Dalam sambutannya, Bupati yang akrab disapa Aba Idi itu menyampaikan apresiasi atas terselenggaranya konferensi PGRI, seraya menegaskan pentingnya peran guru sebagai ujung tombak dalam mencetak generasi unggul. Menurutnya, kegiatan ini sejalan dengan visi misi Pemerintah Kabupaten Sampang, khususnya Dasa Bakti Unggulan Ngalam Pinter yang berfokus pada peningkatan kualitas SDM menyongsong Indonesia Emas.
“Konferensi ini sangat saya apresiasi karena menjadi bagian dari langkah strategis untuk mewujudkan Ngalam Pinter. Semua itu berawal dari para guru,” ujar Aba Idi.
Ia menambahkan, guru bukan hanya pendidik tetapi juga pembentuk karakter dan kualitas peserta didik.

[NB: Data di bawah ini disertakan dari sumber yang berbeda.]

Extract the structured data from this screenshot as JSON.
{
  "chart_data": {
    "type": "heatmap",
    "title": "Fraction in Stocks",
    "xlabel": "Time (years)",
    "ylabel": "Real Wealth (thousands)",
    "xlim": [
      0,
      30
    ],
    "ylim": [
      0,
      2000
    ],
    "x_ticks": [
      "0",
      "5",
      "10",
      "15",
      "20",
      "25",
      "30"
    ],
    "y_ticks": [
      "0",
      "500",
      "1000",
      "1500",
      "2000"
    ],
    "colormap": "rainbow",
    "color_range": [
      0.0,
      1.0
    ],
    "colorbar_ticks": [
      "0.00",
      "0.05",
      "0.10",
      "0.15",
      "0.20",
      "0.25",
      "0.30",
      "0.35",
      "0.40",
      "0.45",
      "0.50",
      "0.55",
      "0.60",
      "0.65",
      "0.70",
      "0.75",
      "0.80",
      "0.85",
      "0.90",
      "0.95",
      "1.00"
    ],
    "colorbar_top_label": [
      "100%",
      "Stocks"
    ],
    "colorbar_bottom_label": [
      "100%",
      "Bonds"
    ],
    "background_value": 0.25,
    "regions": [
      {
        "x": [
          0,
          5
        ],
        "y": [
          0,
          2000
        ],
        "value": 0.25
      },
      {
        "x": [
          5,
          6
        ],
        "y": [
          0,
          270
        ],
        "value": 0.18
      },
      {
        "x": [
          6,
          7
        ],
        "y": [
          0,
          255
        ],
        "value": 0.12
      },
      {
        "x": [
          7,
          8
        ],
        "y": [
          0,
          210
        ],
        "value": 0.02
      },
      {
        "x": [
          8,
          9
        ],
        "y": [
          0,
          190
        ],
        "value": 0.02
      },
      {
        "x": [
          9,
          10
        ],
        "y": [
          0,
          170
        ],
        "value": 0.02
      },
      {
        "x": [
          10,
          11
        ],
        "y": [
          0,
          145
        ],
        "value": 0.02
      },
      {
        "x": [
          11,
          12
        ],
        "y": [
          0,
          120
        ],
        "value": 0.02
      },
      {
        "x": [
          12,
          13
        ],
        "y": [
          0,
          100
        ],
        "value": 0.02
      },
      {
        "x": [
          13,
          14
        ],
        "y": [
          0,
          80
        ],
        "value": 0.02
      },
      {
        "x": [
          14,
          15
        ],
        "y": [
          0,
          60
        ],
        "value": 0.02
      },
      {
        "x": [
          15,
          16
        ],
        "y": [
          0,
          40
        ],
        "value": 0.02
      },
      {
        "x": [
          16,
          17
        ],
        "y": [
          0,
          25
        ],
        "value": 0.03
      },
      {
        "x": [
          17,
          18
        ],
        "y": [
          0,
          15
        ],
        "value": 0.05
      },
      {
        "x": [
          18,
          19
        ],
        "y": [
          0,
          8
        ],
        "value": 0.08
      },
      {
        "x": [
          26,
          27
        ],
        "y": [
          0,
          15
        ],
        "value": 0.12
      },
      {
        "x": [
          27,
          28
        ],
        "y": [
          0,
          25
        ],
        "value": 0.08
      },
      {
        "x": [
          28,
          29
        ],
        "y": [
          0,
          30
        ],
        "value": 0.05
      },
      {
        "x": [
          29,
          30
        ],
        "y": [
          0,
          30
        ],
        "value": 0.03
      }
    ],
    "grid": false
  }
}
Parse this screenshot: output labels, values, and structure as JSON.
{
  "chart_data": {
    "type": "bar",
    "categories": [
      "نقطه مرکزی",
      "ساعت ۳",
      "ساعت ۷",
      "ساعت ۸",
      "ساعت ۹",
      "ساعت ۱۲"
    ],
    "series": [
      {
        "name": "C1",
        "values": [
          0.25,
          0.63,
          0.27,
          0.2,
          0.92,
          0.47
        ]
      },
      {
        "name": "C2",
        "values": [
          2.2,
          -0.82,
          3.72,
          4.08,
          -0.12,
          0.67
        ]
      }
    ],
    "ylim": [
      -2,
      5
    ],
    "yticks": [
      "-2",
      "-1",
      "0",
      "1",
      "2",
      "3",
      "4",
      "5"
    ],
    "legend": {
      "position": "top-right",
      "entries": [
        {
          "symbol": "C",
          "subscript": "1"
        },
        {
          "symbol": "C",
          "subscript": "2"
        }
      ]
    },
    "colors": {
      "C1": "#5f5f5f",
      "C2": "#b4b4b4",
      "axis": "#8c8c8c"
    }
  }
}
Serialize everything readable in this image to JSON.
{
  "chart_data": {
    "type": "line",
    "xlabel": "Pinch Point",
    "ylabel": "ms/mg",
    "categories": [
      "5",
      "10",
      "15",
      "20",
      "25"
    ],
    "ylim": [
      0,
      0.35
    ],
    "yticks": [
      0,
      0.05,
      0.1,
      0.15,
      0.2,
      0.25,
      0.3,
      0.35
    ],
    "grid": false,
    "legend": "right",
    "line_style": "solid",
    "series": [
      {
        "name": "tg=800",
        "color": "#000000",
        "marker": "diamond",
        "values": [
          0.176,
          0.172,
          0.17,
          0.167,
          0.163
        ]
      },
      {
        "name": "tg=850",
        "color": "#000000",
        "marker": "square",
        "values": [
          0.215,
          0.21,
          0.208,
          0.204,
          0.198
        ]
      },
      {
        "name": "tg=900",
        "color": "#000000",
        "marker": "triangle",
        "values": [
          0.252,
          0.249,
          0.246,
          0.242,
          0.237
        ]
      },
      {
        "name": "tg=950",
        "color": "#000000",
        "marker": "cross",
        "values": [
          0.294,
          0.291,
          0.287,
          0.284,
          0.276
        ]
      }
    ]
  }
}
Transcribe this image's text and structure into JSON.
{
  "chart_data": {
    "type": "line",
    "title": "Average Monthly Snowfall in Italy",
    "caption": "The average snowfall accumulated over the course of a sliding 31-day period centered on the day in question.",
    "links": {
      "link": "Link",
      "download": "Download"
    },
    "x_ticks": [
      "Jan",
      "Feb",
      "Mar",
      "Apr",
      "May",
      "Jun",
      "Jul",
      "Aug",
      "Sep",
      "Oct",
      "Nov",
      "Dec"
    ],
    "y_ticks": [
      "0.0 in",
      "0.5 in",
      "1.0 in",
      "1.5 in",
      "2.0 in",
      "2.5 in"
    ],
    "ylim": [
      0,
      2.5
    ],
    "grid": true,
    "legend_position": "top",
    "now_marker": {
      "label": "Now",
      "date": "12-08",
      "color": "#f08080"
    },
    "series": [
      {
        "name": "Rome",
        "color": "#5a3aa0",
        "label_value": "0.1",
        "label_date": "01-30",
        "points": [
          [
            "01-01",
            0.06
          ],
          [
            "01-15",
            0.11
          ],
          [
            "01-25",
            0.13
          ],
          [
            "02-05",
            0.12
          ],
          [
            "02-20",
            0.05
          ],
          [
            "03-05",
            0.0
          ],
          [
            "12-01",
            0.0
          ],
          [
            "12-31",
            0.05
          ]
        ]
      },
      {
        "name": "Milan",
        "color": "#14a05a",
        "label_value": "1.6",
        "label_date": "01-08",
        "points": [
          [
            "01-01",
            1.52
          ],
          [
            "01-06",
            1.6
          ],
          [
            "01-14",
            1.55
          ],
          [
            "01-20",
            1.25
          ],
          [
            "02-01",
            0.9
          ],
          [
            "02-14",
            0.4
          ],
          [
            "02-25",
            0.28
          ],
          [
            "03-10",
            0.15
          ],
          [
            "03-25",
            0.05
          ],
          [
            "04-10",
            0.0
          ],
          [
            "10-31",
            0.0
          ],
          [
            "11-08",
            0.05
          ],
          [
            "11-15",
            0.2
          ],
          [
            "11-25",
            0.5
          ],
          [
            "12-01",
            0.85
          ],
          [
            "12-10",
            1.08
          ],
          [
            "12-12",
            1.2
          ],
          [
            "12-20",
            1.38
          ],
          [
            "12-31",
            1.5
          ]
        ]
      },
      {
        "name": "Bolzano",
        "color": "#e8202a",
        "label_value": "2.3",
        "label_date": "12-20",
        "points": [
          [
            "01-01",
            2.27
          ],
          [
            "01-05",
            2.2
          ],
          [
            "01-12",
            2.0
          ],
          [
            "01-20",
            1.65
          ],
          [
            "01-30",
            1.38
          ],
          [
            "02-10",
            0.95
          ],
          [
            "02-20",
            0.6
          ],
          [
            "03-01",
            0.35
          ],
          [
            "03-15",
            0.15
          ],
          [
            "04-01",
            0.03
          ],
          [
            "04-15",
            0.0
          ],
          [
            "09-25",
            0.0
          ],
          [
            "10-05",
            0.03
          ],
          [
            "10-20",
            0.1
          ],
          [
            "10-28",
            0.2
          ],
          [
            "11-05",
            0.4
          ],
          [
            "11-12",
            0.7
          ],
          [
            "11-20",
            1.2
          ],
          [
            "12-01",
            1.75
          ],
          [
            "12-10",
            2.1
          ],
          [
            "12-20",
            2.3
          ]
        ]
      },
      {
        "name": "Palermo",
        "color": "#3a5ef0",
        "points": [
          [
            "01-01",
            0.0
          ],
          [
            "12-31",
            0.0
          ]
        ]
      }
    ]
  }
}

Karena itu, ia berharap melalui wadah PGRI, para guru di Kabupaten Sampang semakin solid dan mampu menghadirkan pendidikan bermutu serta berdampak luas bagi kemajuan bangsa.
“Saya hadir di sini karena saya bagian dari anak didik dulu, guru akan selalu menjadi prioritas. Pahlawan tanpa tanda jasa,” tegasnya.
Sementara itu, Ketua PGRI Provinsi Jawa Timur Drs. H. Djoko Adi Waluyo, S.T., M. M., DBA, yang diwakili Sekretaris Drs. Edy Wuryanto menekankan bahwa konferensi ini merupakan momentum penting dalam memperkuat organisasi sekaligus memperjuangkan masa depan profesi guru.
“Saatnya PGRI menjadi organisasi yang tidak hanya dibutuhkan, tetapi juga dicintai anggotanya. Ini adalah rumah bersama untuk berjuang,” ungkap Edy.
Senada, Biro Bantuan Hukum dan Perlindungan Profesi PGRI Jawa Timur, Nur Basuki, SH, MH, menegaskan bahwa konferensi lima tahunan ini juga menjadi ajang konsolidasi tenaga pendidik dari TK hingga SMA/SMK se-Kabupaten Sampang.
“Kami berharap hasil dari konferensi ini melahirkan program-program yang masif dan bermanfaat bagi seluruh guru di Kabupaten Sampang,” pungkasnya.